Information Security Policy
In providing services to our clients, PaysOnline has access to their information and we expect that all staff and contractors have a clear understanding of their information security obligations. PaysOnline also has its own information much of which needs to be secured to enable the business to operate effectively.
As a software developer for our clients, PaysOnline is committed to industry standards for the development life cycle and the incorporation of information security into each phase of this life cycle. We are committed to understanding our individual client’s need for our software and we will ensure that information security is a key element of this, the implementation process and our ongoing client servicing.
To assist us in assuring our information security performance, PaysOnline is committed to the implementation, maintenance and continual improvement of our Information Security Management System.
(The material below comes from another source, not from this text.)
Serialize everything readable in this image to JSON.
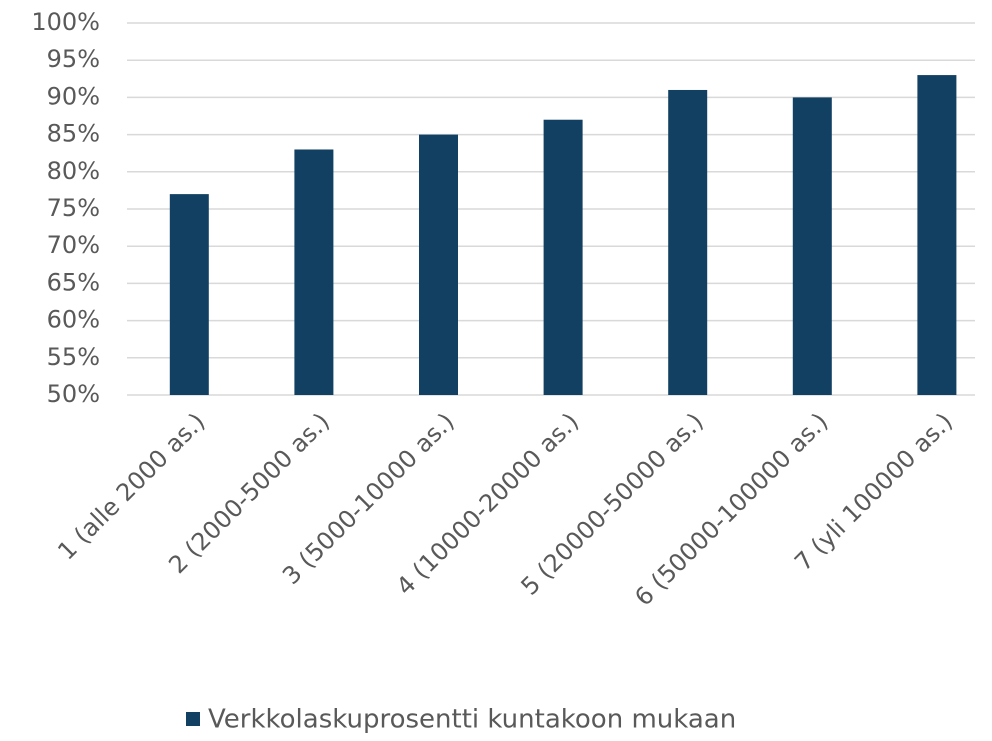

PaysOnline will assure the ISMS through seeking compliance with and certification to ISO 27001:2013. The purpose of this ISMS and this policy is to achieve the following objectives:
- Availability – ensuring that information is both accessible and usable upon demand by an authorised party;
- Confidentiality – ensuring that information is not made available or disclosed to unauthorised individuals, entities or processes;
- Integrity – maintaining the consistency, accuracy, and trustworthiness of information over its entire life cycle;
PaysOnline is committed to ensuring that its ISMS is capable of meeting owners’, clients’ and legal requirements for information security. To achieve this end, PaysOnline is fully committed to the recruiting and skilling of its staff to deliver information security outcomes that are consistent with our risk appetite.